Theodorah Sigauke of The Gift Christian Academy, a not-for-profit organisation offering digital literacy, was disappointed that Motshekga’s proposal included that school would not be closed for June and September holidays.
“I was like: ‘That’s it?’ The country will only be on lockdown until the April 30, surely things would not have changed by then considering the pace of testing. If we are forced to go back to normal we will be heading for disaster because that is where we will be spreading the virus. This might continue for months.
“The minister has no proper planning, she is not even telling us what will happen to crowded schools; how will we social distance?”
Sigauke said government needed to make data and laptops loaded with study material available to matriculants.

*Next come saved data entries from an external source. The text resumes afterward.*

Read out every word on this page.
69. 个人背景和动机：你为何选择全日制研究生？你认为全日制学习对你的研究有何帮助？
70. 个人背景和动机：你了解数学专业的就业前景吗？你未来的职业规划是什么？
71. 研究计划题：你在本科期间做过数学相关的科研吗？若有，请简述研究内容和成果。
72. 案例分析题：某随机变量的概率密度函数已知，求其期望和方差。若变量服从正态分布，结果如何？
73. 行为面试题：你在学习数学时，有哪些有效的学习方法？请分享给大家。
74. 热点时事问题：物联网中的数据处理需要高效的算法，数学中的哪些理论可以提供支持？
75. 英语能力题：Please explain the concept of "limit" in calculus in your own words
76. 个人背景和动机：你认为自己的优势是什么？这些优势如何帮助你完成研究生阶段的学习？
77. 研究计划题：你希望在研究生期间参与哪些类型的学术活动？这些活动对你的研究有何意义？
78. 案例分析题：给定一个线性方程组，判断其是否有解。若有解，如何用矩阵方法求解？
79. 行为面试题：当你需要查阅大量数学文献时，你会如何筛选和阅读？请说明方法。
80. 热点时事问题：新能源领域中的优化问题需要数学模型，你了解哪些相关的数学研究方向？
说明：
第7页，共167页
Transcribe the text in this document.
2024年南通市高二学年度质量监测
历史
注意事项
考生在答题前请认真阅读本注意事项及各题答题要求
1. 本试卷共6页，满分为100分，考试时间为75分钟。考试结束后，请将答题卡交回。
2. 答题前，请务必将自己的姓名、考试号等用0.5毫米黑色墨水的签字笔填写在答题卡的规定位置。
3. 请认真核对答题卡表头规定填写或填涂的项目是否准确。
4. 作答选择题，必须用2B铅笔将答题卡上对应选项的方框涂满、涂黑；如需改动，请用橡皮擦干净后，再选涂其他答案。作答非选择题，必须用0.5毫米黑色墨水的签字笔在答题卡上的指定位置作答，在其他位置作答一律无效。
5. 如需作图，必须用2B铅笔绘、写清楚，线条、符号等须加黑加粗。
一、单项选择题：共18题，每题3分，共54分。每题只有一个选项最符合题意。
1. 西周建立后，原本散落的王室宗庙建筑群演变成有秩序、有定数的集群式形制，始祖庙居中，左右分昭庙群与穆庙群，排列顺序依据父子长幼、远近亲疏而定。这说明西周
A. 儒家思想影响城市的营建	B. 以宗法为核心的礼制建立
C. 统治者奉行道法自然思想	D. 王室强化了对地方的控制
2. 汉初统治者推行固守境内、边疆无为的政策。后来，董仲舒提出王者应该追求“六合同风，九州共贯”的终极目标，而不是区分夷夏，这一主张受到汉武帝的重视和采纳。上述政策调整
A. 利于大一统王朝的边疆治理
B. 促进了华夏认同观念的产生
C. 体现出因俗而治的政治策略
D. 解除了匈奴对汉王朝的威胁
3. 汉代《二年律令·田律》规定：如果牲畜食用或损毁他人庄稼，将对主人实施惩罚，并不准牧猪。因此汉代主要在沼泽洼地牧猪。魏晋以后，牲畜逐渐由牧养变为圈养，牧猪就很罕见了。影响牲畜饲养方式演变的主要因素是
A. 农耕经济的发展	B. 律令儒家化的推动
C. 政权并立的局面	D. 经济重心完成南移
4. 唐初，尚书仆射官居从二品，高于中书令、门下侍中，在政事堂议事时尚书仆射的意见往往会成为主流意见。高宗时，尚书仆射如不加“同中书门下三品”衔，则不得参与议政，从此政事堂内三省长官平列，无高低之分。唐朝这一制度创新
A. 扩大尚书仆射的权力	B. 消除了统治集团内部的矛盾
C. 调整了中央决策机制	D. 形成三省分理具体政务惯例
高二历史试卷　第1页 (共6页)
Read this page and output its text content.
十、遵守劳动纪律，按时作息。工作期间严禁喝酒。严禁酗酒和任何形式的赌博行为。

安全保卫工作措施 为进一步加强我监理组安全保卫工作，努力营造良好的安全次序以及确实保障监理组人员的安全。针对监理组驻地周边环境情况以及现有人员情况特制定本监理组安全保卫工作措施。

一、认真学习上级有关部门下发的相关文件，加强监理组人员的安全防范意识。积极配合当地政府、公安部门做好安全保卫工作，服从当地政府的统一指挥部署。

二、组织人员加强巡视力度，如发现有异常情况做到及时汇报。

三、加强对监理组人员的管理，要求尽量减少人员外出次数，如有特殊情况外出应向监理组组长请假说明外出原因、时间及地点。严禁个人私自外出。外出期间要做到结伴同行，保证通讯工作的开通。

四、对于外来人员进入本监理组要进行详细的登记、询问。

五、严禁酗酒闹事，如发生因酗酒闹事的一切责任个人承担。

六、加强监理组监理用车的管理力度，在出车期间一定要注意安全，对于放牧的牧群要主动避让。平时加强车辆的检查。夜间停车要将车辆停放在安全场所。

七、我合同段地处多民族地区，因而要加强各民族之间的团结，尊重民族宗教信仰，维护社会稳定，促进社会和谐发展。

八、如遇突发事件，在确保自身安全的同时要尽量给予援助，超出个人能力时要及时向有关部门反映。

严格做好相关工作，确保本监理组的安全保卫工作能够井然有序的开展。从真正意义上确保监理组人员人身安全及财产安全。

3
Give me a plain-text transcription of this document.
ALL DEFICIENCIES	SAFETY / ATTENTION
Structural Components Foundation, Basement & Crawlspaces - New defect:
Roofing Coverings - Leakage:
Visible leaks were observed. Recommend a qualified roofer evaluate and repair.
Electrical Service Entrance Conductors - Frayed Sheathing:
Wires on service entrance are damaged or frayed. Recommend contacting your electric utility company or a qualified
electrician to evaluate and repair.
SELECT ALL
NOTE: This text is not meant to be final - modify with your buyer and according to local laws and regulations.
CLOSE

“Or they should be taken by groups to camps and quarantined, taught there for the duration of the lockdown. The universe is forcing us to enter into the digital era as South Africa. It is now that we should really see the goodness or cleverness and promptness of these so-called leaders of ours. If they have money to waste on corruption, they also have money to do good.
“If the minister has only one plan, I am here to assist in coming with solutions. But the main thing is that data must fall,” Sigauke said.
Ramlal said Motshekga was focusing on the wrong issue.
"Grade 12 pupil Tamryn Kritzinger said she was worried about this year, not only because of the workload they were expected to deal with but because of the impact of the lockdown."